Growing up in a Chinese household and with fairly traditional parents, Chinese New Year has always been a pretty big deal. I won’t lie though, as a kid, it was all about the red envelopes (with money inside as a symbol of good luck). But as the years have passed and now that I’m an adult, Chinese New Year has become more about gaining a deeper understanding of my cultural roots and developing a greater appreciation for all things CNY – the food, the traditions, the celebrations, etc.
Traditions and Superstitions
My parents made us practice pretty much every possible CNY superstition you can think of – cleaning the house (to sweep away bad luck), not washing our hair on CNY (washes away good luck), and only speaking words of affirmation. With four other siblings in the house, the latter was a massive challenge!! If you’re planning to partake in some of these or other Chinese New Year taboos or superstitions, you still have a bit of time. Spring Festival a.k.a Chinese New Year kicks off this year with the new moon on January 28th and ends on the full moon 15 days later. Yes, that’s right, 15 full days later!! January 28th also signifies that start to the year of the rooster.
This month we are greatly inspired by the color red; found everywhere during Chinese New Year. Red symbolizes good luck and happiness. Here are 10 red items to help welcome the year of the Fire Rooster in style.

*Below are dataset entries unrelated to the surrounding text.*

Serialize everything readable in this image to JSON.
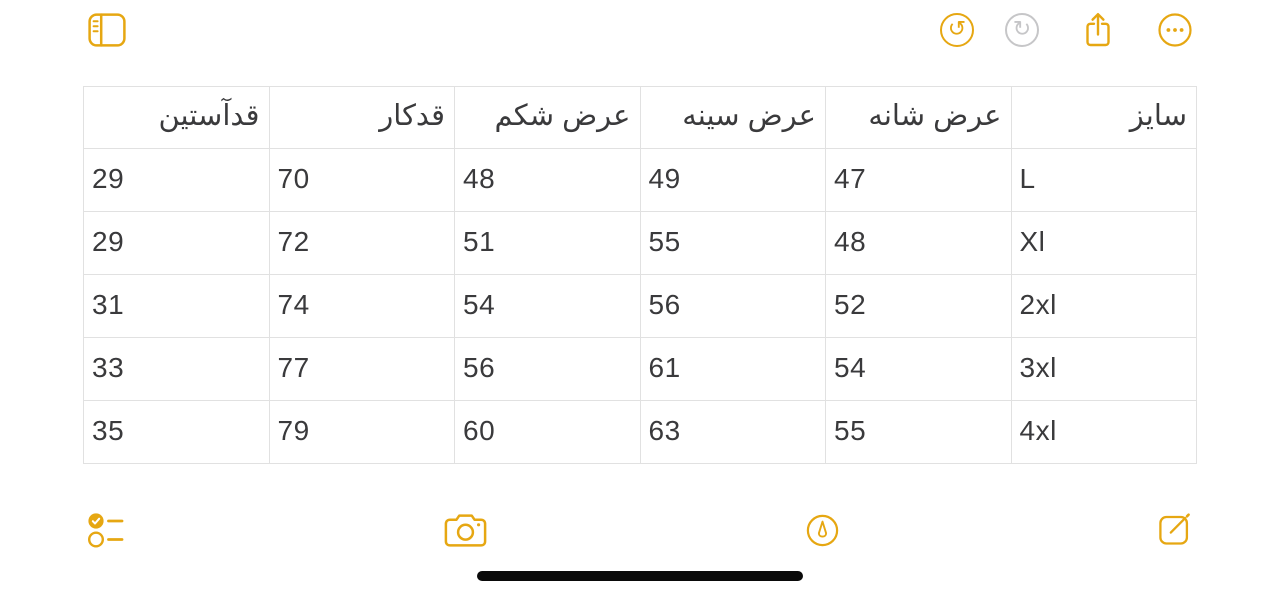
{
  "colors": {
    "accent": "#E6A712",
    "disabled": "#C6C6C8",
    "table_border": "#E1E1E1",
    "text": "#3A3A3C",
    "home_indicator": "#0A0A0A"
  },
  "toolbar_top": {
    "icons": [
      "sidebar-toggle-icon",
      "undo-icon",
      "redo-icon",
      "share-icon",
      "more-options-icon"
    ],
    "undo_glyph": "↺",
    "redo_glyph": "↻",
    "redo_enabled": false
  },
  "table": {
    "direction": "rtl",
    "headers": [
      "سایز",
      "عرض شانه",
      "عرض سینه",
      "عرض شکم",
      "قدکار",
      "قدآستین"
    ],
    "rows": [
      [
        "L",
        "47",
        "49",
        "48",
        "70",
        "29"
      ],
      [
        "Xl",
        "48",
        "55",
        "51",
        "72",
        "29"
      ],
      [
        "2xl",
        "52",
        "56",
        "54",
        "74",
        "31"
      ],
      [
        "3xl",
        "54",
        "61",
        "56",
        "77",
        "33"
      ],
      [
        "4xl",
        "55",
        "63",
        "60",
        "79",
        "35"
      ]
    ]
  },
  "toolbar_bottom": {
    "icons": [
      "checklist-icon",
      "camera-icon",
      "markup-icon",
      "compose-icon"
    ]
  }
}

These Dynasty Napkin Rings from Kim Seybert will stand out in any table setting. They come in sets of 4.
The Ora Desk Lamp is a truly rare piece by Australian designer Ross Gardam. Production is limited to twenty-five individually numbered gold pieces.
Enjoy this modern rendition of chopsticks made of Macassar Ebony.
Yet another modern adaptation of Chinese culture, this Lucky Envelope contains teabags of Organic Long Life Green and Organic Imperial Oolong.
This Capiz placemat from Kim Seybert is perfect for anyone seeking to brighten up a family table with the spirit of the New Year.
Rouge Louboutin is a signature lip color from Christian Louboutin’s Beauty collection that doubles up as a piece of jewelry sure to complement your outfit perfectly at a Chinese New Year dinner.
This62% dark chocolate rooster by Thomas Haas ushers in the Year of the Fire Rooster with a handmade creation aimed at showing respect to the tenth sign in the Chinese Zodiac.
Get regal with the Harcourt 1841 Louis Philippe Glass by Baccarat for your Chinese New Year table. As an ode to a piece commissioned by King Louis-Philippe in 1841, this glass will add a royal element to your dining experience.
These red napkins are from the Sferra Collection, which we ordered through Fine Linens in New York.